Thursday, November 25, 2021

Amprix Mystery Device





Over the years I have accumulated a lot of surplus electronics. I had a bunch of these small PCBs and I had no memory of where they came from. The only marking on the board is "AMPRIX 3-1391". A Google search for Amprix doesn't turn up much, but I did find a few useful pieces of information. First I found a surplus site selling an Amprix voltage regulator. 

https://www.electronicsurplus.com/amprix-electronics-a118-2-voltage-regulator-assembly-adjustable-24vdc

I also found this site which says this was a company from Texas that existed from 1981 to 1984. 

https://opencorporates.com/companies/us_tx/0054892500

Finally I found this quote:

“Amprix designs and builds electronic components and products for the automobile aftermarkets . “

The board only has two inputs, power and ground, and 4 LEDs, so my assumption was that this was some sort of voltage monitoring device. 

Here is the schematics I traced from the PCB.



The D27 zener diode creates a reference voltage which goes through a resistor network to one input of three LM339 comparators. There is a also a variable resistor, R22, to calibrate the reference voltage. The other input of the comparators goes to the supply voltage. With this setup LED 8 and 20 will come on around 5 volts, 8 will come on alone around 9 volts, all the LEDs will go off around 11 volts and finally 14 will come on at around 13 volts. Based on the mention of automotive components and all the LEDs being off around 12 volts (auto battery voltage), this will likely a device for monitoring car batter y voltage. 

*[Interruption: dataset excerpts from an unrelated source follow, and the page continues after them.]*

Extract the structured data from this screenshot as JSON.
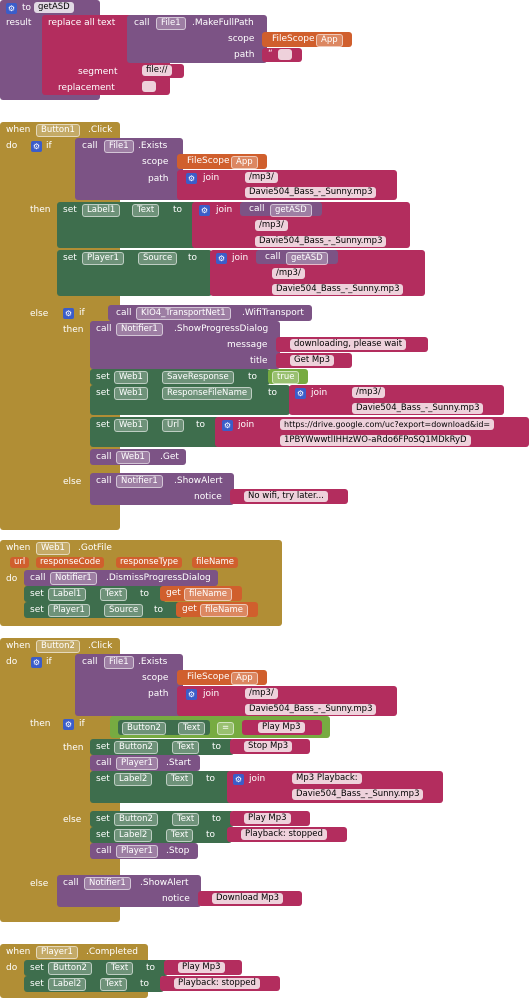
{
  "labels": {
    "to": "to",
    "result": "result",
    "call": "call",
    "when": "when",
    "do": "do",
    "if": "if",
    "then": "then",
    "else": "else",
    "set": "set",
    "get": "get",
    "join": "join",
    "scope": "scope",
    "path": "path",
    "segment": "segment",
    "replacement": "replacement",
    "replace_all_text": "replace all text",
    "message": "message",
    "title": "title",
    "notice": "notice",
    "eq": "=",
    "url": "url",
    "responseCode": "responseCode",
    "responseType": "responseType",
    "fileName": "fileName"
  },
  "proc": {
    "name": "getASD",
    "file_comp": "File1",
    "method": ".MakeFullPath",
    "scope_comp": "FileScope",
    "scope_val": "App",
    "path_val": "",
    "segment_val": "file://",
    "replacement_val": ""
  },
  "button1": {
    "component": "Button1",
    "event": ".Click",
    "file": "File1",
    "exists": ".Exists",
    "scope_comp": "FileScope",
    "scope_val": "App",
    "path1": "/mp3/",
    "path2": "Davie504_Bass_-_Sunny.mp3",
    "label": "Label1",
    "text_prop": "Text",
    "getasd": "getASD",
    "lbl_path1": "/mp3/",
    "lbl_path2": "Davie504_Bass_-_Sunny.mp3",
    "player": "Player1",
    "source_prop": "Source",
    "pl_getasd": "getASD",
    "pl_path1": "/mp3/",
    "pl_path2": "Davie504_Bass_-_Sunny.mp3",
    "kio": "KIO4_TransportNet1",
    "wifi": ".WifiTransport",
    "notifier": "Notifier1",
    "show_progress": ".ShowProgressDialog",
    "message": "downloading, please wait",
    "title": "Get Mp3",
    "web": "Web1",
    "save_prop": "SaveResponse",
    "true_val": "true",
    "resp_file_prop": "ResponseFileName",
    "rf_path1": "/mp3/",
    "rf_path2": "Davie504_Bass_-_Sunny.mp3",
    "url_prop": "Url",
    "url1": "https://drive.google.com/uc?export=download&id=",
    "url2": "1PBYWwwtlIHHzWO-aRdo6FPoSQ1MDkRyD",
    "get_method": ".Get",
    "show_alert": ".ShowAlert",
    "no_wifi": "No wifi, try later..."
  },
  "web1": {
    "component": "Web1",
    "event": ".GotFile",
    "notifier": "Notifier1",
    "dismiss": ".DismissProgressDialog",
    "label": "Label1",
    "text_prop": "Text",
    "get_name": "fileName",
    "player": "Player1",
    "source_prop": "Source"
  },
  "button2": {
    "component": "Button2",
    "event": ".Click",
    "file": "File1",
    "exists": ".Exists",
    "scope_comp": "FileScope",
    "scope_val": "App",
    "path1": "/mp3/",
    "path2": "Davie504_Bass_-_Sunny.mp3",
    "btn": "Button2",
    "text_prop": "Text",
    "play_mp3": "Play Mp3",
    "stop_mp3": "Stop Mp3",
    "player": "Player1",
    "start": ".Start",
    "label2": "Label2",
    "mp3_playback": "Mp3 Playback:",
    "lbl_path": "Davie504_Bass_-_Sunny.mp3",
    "play_mp3_2": "Play Mp3",
    "stopped": "Playback: stopped",
    "stop": ".Stop",
    "notifier": "Notifier1",
    "show_alert": ".ShowAlert",
    "download": "Download Mp3"
  },
  "player1": {
    "component": "Player1",
    "event": ".Completed",
    "btn": "Button2",
    "text_prop": "Text",
    "play_mp3": "Play Mp3",
    "label": "Label2",
    "stopped": "Playback: stopped"
  },
  "colors": {
    "procedure": "#7c5385",
    "control": "#b18e35",
    "text": "#b32d5e",
    "component": "#3e6e4d",
    "variable": "#d05f2d",
    "logic": "#77ab41"
  }
}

The one mystery with this circuit is LED D20, I have found no scenario which turns this one on. It is hooked to the top LM339. The non-inverted input come from the supply voltage and the inverted input from ground. For LED D20 to turn on the non-inverted would have to be higher then the inverted, and I am not sure how that could ever happen. 

My one theory is that the circuit if actually designed incorrectly. Sine I have a bunch of these they were likely surplus components, so maybe these were defective and sold as surplus.